My back arches front he bed but the weight of him forces me down. He’s right. He is fucking me now. He’s drilling me and sucking my neck with his teeth biting. I like it best when he hits it from the back. But right now his passion and mine makes this the best sex of my life. His hands grip my hips tightly and he pounds into me. The loud, wet, smacking noise of his slippery in and o
ut entry rings louder than the headboard smacking up against the wall.

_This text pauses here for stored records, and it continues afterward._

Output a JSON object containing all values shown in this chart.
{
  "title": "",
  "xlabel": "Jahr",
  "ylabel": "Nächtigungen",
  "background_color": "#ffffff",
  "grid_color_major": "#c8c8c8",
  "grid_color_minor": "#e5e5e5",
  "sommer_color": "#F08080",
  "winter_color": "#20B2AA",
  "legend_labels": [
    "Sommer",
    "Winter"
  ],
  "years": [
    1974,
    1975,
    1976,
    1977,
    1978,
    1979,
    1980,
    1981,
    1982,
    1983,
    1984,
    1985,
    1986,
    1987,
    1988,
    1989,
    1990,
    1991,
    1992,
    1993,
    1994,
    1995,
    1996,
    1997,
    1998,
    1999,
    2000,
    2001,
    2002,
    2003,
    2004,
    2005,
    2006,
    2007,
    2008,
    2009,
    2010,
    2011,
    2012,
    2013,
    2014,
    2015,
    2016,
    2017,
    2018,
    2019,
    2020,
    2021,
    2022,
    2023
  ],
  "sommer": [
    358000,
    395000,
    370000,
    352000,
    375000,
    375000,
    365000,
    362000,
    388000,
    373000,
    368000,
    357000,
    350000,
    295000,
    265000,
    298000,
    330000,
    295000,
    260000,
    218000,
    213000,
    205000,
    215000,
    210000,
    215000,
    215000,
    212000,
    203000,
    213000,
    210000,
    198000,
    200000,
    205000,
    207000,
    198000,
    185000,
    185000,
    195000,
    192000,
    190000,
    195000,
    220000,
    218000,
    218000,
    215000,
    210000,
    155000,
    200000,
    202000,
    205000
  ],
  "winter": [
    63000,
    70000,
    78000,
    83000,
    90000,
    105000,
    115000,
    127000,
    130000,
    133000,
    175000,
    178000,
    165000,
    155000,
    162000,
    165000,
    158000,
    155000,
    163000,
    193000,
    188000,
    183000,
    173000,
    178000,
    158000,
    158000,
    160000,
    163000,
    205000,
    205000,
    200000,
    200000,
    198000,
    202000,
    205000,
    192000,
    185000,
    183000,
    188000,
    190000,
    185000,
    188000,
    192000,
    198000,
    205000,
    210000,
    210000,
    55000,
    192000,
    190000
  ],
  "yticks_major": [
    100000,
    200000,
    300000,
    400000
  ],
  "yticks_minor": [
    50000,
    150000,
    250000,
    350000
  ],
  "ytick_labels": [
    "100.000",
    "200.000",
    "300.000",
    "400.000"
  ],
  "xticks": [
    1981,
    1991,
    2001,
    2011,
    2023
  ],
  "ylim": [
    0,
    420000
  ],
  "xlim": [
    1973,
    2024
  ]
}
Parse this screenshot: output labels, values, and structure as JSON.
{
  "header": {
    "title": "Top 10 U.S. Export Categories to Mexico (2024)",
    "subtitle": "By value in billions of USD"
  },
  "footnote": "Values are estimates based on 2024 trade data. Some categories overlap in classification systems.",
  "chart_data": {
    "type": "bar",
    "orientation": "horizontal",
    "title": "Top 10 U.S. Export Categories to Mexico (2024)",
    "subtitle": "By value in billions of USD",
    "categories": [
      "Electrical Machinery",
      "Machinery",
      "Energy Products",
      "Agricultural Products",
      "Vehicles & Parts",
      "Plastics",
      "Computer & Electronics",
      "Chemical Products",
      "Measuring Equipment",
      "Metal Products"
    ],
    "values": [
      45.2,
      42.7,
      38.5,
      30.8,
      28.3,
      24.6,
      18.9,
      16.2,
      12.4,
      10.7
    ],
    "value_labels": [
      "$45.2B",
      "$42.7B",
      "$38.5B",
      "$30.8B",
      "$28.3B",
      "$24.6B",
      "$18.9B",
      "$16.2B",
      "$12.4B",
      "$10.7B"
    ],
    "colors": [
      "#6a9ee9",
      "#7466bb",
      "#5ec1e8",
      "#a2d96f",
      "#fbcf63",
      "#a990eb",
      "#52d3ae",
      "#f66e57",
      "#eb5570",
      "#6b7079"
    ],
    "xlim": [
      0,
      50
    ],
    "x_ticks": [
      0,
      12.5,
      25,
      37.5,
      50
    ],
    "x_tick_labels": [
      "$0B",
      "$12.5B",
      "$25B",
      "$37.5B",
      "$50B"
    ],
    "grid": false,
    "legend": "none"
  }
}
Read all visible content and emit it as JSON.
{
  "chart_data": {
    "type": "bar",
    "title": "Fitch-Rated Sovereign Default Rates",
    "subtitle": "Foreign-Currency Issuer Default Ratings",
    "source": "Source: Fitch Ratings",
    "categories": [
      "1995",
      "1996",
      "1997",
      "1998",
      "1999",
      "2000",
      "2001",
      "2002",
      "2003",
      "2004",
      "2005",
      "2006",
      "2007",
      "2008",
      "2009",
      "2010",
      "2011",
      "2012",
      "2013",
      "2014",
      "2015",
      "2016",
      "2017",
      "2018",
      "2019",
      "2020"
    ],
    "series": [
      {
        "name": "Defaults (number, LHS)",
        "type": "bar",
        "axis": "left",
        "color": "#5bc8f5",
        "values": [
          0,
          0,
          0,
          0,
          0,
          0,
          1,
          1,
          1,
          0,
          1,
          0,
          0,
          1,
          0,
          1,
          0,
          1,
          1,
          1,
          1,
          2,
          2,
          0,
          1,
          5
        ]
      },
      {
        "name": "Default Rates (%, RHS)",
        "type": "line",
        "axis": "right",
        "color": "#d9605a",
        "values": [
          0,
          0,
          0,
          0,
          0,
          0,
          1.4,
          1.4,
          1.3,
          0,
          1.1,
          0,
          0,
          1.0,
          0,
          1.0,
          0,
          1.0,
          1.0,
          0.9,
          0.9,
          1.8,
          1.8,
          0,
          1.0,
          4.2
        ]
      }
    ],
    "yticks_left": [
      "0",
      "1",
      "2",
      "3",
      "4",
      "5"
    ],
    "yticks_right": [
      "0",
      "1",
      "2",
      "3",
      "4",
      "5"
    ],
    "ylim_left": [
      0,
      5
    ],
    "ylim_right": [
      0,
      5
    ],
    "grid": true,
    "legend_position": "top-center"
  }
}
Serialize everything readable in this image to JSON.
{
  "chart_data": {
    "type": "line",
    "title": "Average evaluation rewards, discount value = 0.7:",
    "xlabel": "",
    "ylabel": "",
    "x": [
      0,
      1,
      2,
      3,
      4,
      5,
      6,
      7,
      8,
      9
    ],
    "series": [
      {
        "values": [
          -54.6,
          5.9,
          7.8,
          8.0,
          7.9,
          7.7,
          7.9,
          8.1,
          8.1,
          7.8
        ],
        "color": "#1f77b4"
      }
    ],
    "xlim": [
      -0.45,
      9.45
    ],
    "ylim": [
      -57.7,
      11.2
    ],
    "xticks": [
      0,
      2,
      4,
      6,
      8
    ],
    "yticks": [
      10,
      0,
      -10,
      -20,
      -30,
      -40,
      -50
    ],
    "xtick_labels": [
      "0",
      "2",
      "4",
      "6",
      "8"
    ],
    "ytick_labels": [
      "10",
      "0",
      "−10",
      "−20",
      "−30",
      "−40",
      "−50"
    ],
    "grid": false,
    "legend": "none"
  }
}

I’m slipping, not climaxing, just weakening, drained of everything in me. He’s like a beast ravishing, licking my sweat, devouring my essence. I could love him, and this connection we share forever. I think I might. I just can’t see past any future other than the one ruled by my emotions. And then he climaxes with no thought to my own pursuit of happiness. I’m crushed with disappointment. There is so much more to our love making when he doesn’t feel like he has to rush to win my prize.
Brick kisses the side of my face. He pulls out of me and flips over to his back panting. I touch my sex and feel the sticky essence of him seeping out.
I lie there with him staring at the ceiling.
“Why are men selfish?” I ask.
“We’re made that way,” he replies.
I look over to him. “You’re mad at me. And you fucked me without my permission.”
“I did not,” he frowned.
“You’re mad at me because I still won’t tell my family about us. So this is the way you show it.”
“That’s bullshit.”
“I can feel it. You tell me why you’re mad then. Why? Because I know you are.”
He sighs. He sits up and turns away from me. I can see his back not his face. “Either way I’m going to lose you, aren’t I?”
“Lose me?”
“You’re going to marry him or leave him. Either way you’re leaving me, aren’t you?” He glances back at me. It’s as if for the first time he has the sight. And he sees me, us, our future—or lack thereof.
“I’m as much yours Brick as you are mine. You think I don’t know what you and Marcel are planning for Paris? Georgie can’t shut up about it. A year in Paris? When were you going to tell me about that?”
“Come with me,” he says. I’m a little shocked. He’s showing more need and desire for me in that statement than he’s ever given me in sex. And trust me, he’s shown me plenty in sex.
“I… can’t.”
“You want to be a writer. But you’re already a poet. The best writers see the world, not hide from it. There’s nothing in New York or L.A. that you can’t find in Paris. Think about it.”